All of those evil people in Occupy Seattle had been expressing their total distrust and animosity towards the police, but back then you thought they were scum who stunk of BO. You wrote them off as insane extremists who alienated normal people like you from the movement. And now that you’ve had a truly negative experience with the police, you are ready to take your first steps towards presenting a critique of the police.
I’ve noticed you still think police in general are okay, they just need to have better oversight. In this, you typify what is wrong with the people in the United States: it’s okay to be a little against something only when you feel comfortable and only if it maintains the status quo. When there were hundreds of people taking to the streets in defiance of the police, you condemned them, you blamed them, you demonized them. And in the end, you wrote off the Occupy movement entirely.
The Seattle Police Department was something we all could have tackled together and was a far more realistic target than the big banks that, as you well know, are still coming up with record profits. I’ve been thrown to the ground and kicked in the ribs repeatedly by the SPD. Every single one of my friends has been beaten and jailed by the SPD at some point in their life. Some of my friends have received broken bones, large lacerations, and neck damage from their violence. Recently, one of my friends even had a run-in with another psychotic transit sheriff who almost hauled her off to jail for accidentally walking on the SODO Busway.

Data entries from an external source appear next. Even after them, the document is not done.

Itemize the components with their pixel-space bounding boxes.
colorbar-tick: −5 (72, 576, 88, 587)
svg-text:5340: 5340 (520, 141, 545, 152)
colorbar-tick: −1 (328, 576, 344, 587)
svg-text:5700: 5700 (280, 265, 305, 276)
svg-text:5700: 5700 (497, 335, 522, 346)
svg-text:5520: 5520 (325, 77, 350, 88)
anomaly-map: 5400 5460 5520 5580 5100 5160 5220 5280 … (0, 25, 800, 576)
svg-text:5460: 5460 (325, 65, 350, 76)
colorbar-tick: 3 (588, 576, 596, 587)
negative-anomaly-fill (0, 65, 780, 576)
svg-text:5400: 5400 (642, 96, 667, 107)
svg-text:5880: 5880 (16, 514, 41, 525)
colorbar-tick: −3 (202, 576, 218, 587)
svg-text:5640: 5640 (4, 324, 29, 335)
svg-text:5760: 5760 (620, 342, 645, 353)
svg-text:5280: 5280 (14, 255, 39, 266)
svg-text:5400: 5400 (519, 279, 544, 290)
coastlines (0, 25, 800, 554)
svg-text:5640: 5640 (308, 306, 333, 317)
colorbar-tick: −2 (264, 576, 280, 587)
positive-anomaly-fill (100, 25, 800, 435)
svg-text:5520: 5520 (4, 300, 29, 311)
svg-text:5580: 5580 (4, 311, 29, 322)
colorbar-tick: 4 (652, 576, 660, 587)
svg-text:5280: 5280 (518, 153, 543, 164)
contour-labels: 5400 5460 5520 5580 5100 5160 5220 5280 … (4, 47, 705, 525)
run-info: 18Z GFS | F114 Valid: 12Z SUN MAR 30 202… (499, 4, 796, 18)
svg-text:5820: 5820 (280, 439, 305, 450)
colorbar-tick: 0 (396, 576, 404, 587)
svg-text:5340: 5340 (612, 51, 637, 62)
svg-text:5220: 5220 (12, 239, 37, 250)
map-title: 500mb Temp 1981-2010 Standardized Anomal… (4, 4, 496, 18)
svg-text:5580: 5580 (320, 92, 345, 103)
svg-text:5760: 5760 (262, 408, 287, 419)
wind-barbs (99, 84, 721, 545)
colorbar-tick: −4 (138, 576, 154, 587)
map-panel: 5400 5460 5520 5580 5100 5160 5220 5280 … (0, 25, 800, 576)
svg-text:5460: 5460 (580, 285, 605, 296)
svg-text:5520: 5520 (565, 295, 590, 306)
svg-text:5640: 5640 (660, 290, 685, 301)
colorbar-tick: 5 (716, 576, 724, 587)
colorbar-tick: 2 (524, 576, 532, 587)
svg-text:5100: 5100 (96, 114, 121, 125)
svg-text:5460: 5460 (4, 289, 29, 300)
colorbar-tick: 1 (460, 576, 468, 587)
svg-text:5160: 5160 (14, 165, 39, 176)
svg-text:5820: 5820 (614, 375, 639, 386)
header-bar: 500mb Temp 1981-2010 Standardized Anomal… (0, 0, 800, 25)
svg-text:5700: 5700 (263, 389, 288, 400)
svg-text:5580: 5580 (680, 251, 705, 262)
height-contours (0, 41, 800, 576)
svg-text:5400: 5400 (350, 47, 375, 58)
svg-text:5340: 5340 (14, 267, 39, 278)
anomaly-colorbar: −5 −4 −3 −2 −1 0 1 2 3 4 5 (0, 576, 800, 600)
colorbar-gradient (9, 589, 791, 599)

A few of my friends have received some money through lawsuits, but the rest have learned to live with the reality that the police can do whatever they want and get away with it, including murder. I suppose we deserve it and are just bad people, but hey, I’m glad you’re finally stepping out of your shell a little bit and helping us out. As you said, it’s not really news to anyone that the police are real shitty, but that Stranger cover with your cop pics on it was great!
All this is to say that we only have a few a few chances to change our worlds. The potential exists every day, but there are specific moments when everyone begins to rise together, wake from the hypnosis of everyday life, and learn to fight back against abuse and oppression. Occupy Seattle was dirty and crazy, but it was filled with promise, a promise of a world that doesn’t look like that Capitol Hill that exists now in 2013. It’s getting really bad, really fast. I don’t know what to say. When I look back at the winter of 2011, I feel heartbreak and love at the same time. We could have done anything, and in the end we could only do exactly what we did, nothing more. I wish we could have reduced the SPD into a clerical staff, I wish we could have abolished rent, I wish we could have held onto a building and then taken another. Seattle changed because of what we all did, and even though the machinery of capitalism is still chugging along, the lines between the oppressors and the oppressed are clearer now than they were before. We know that we can seize and occupy, and hopefully next time we’ll have roofs and heating rather than tents and rain.
We only have a few chances in our life to act together, to be together, to see each other and learn how to live together in world without oppression. We’ll get our chance again, sooner rather than later, so let’s all get our act together for the next round. It’s coming soon, I assure you. So, Dominic, don’t say I didn’t warn you.